2017.09.07 『アンソロジー そば』

書名 アンソロジー そば
発行所 PARCO出版
発行年月日 2014.12.31
価格(税別) 1,600円

● “そば”に関する短いエッセイを集めたもの。書いている人は次のとおり。写真は小林キユウさんが担当。
 池波正太郎 島田雅彦 杉浦日向子 山口瞳
 五代目柳亭燕路 町田康 吉行淳之介 群ようこ
 東海林さだお 松浦弥太郎 川上未映子 入江相政
 福原義春 タモリ 神吉拓郎 獅子文六
 小池昌代 中島らも 尾辻克彦 川上弘美
 丸木俊 田中小実昌 荷宮和子 吉村昭
 山下洋輔 平松洋子 川本三郎 村松友視
 立松和平 渡辺喜恵子 黒柳徹子 佐多稲子
 色川武大 太田愛人 みなみらんぼう 大河内昭爾
 立原正秋 檀一雄

● “そば”自体について語っているものもあれば,“そば”は脇役になっているものもある。
 そば屋と酒は相性がいいのだろう。ぼくはそば屋で飲んだことはなくて,どうやら一度もないまま人生を終えそうな予感があるんだけれども。
 本書を読んで“そば”を食べたくなったかというと,案外そうでもなかったけれど,“そば”というのは端倪すべからざる食べものなのだなと,改めて思うことになった。それで充分。

● 以下にいくつか転載。
 小島政二郎の『食いしん坊』は大好きな随筆集だ。蕎麦のことがこう書いてある。東京の蕎麦屋で,自分のところで蕎麦を打っている家は数えるほどしかない。(中略)蕎麦屋ではおつゆだけ自分のところでこしらえて,お客に出すそうだ。なので,室町の「砂場」とか,神田の「藪」とか以外,どこそこの蕎麦がうまいというのはおかしな話ということだ。どこそこのおつゆがうまいというなら聞こえるが・・・・・・。とこんな具合の文章だ。(松浦弥太郎 p61)
 ひっそりとした店の中で,まばらな客から少し離れて,ほんの少し後ろめたい思いもしながら酒を飲むのはいいものだ。付き出しといってもせいぜい板わさとか卵焼きくらいしかないが,なに,ザルの一枚でもとってそれを相手にして飲んでいればいいのだ。これを一度やると野卑な蛮声に満ちた酒場へ行くのはつらくなってくる。(中島らも p105)
 飢饉の南部藩では,自分が植えたそばを打って食べることはご法度とされていた。そばがきなら粉も少量ですむが,打てばおいしさのあまり,つい食べすぎるということなのだろうか,きびしいお達しであったようだ。
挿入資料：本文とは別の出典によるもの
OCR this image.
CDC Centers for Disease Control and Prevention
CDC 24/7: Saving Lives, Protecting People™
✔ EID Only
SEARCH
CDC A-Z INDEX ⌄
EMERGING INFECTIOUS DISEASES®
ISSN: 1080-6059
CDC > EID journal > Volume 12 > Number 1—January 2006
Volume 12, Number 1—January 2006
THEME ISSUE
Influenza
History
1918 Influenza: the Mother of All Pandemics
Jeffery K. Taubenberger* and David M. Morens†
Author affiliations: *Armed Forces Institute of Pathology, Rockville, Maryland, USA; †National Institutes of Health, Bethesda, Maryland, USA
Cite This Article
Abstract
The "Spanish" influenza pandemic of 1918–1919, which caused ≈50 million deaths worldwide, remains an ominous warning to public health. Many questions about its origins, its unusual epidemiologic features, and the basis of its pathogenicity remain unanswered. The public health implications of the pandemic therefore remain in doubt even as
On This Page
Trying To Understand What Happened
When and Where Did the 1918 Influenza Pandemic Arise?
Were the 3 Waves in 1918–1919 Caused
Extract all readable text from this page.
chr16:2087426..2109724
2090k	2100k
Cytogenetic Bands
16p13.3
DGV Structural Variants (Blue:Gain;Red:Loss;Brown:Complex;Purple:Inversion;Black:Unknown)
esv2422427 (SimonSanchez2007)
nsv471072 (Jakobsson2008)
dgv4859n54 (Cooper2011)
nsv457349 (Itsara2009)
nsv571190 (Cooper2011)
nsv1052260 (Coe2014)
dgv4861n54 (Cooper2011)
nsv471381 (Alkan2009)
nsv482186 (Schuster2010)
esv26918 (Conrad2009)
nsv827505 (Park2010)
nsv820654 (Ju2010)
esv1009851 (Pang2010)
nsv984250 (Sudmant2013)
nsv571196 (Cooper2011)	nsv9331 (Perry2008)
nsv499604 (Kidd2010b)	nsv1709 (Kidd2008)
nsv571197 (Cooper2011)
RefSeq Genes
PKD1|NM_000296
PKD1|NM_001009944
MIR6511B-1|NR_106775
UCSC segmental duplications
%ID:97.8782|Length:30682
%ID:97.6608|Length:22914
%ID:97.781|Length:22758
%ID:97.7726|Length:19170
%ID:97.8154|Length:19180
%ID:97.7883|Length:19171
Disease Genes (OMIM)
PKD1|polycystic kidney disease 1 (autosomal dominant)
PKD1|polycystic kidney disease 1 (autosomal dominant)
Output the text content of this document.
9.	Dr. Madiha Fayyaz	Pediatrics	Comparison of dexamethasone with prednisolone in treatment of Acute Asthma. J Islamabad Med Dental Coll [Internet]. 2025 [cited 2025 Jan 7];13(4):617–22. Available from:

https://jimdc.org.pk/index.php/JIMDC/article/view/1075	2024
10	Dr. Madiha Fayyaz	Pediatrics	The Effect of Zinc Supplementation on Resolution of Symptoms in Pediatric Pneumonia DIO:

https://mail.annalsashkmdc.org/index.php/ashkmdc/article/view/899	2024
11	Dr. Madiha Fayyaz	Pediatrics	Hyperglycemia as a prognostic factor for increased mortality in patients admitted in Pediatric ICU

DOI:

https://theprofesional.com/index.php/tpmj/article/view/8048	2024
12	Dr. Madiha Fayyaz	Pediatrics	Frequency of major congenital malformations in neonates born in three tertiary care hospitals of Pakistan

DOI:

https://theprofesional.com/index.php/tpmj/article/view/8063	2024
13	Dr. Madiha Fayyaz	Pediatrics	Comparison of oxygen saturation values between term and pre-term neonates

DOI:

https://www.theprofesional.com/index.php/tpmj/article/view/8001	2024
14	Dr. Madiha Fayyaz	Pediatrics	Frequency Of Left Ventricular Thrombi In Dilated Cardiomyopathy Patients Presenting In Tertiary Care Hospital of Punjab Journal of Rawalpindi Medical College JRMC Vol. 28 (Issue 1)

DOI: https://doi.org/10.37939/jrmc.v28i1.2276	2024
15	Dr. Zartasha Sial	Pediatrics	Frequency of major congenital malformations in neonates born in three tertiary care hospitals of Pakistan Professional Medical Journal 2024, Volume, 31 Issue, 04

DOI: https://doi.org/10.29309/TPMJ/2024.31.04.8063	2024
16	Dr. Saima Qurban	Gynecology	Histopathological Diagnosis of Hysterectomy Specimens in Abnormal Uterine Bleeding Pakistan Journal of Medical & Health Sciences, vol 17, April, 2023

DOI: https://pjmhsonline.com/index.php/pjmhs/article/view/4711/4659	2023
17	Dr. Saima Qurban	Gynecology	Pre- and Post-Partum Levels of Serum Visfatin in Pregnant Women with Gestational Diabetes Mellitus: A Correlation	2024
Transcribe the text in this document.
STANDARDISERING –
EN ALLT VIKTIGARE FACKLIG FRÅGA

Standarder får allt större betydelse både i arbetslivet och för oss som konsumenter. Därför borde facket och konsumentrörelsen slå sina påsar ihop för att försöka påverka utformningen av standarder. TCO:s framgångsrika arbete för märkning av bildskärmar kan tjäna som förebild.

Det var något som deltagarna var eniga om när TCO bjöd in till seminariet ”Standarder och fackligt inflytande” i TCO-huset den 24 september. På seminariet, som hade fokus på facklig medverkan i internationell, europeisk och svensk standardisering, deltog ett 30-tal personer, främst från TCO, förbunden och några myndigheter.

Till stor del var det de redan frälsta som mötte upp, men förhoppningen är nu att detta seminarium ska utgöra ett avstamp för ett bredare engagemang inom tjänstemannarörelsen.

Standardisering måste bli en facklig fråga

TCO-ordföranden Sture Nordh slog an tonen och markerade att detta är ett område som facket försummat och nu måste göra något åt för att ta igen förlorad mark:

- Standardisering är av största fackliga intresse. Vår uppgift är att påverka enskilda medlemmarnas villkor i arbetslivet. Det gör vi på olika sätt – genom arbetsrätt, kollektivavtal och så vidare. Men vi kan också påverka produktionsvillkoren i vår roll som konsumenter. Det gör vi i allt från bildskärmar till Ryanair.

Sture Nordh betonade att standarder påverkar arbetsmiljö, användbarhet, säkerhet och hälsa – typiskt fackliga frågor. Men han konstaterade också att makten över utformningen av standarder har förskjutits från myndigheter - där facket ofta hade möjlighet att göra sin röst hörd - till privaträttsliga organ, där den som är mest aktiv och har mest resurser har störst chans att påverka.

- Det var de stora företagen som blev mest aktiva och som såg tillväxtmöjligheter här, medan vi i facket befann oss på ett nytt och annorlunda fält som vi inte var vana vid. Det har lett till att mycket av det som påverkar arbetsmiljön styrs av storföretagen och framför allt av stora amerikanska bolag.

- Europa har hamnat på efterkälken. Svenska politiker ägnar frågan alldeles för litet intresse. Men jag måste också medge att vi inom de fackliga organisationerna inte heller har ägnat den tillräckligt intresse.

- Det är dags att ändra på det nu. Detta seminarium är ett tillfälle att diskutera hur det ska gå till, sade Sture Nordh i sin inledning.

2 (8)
その名残りで,祖母たちの年代までは,そばもうどんも“ハット”と言う。(渡辺喜恵子 p172)
 “ハット”という言葉は,ぼくの祖母や母親も使っていた。こちらでは,小麦粉を練った団子のことをいう。
 野菜を醤油や味噌で煮こんだ鍋に小麦粉を湯で練ったものをちぎって入れていく。要するに,すいとんのことだ。それを“ハット”といった。おそらく,今は使われない言葉になっているだろう。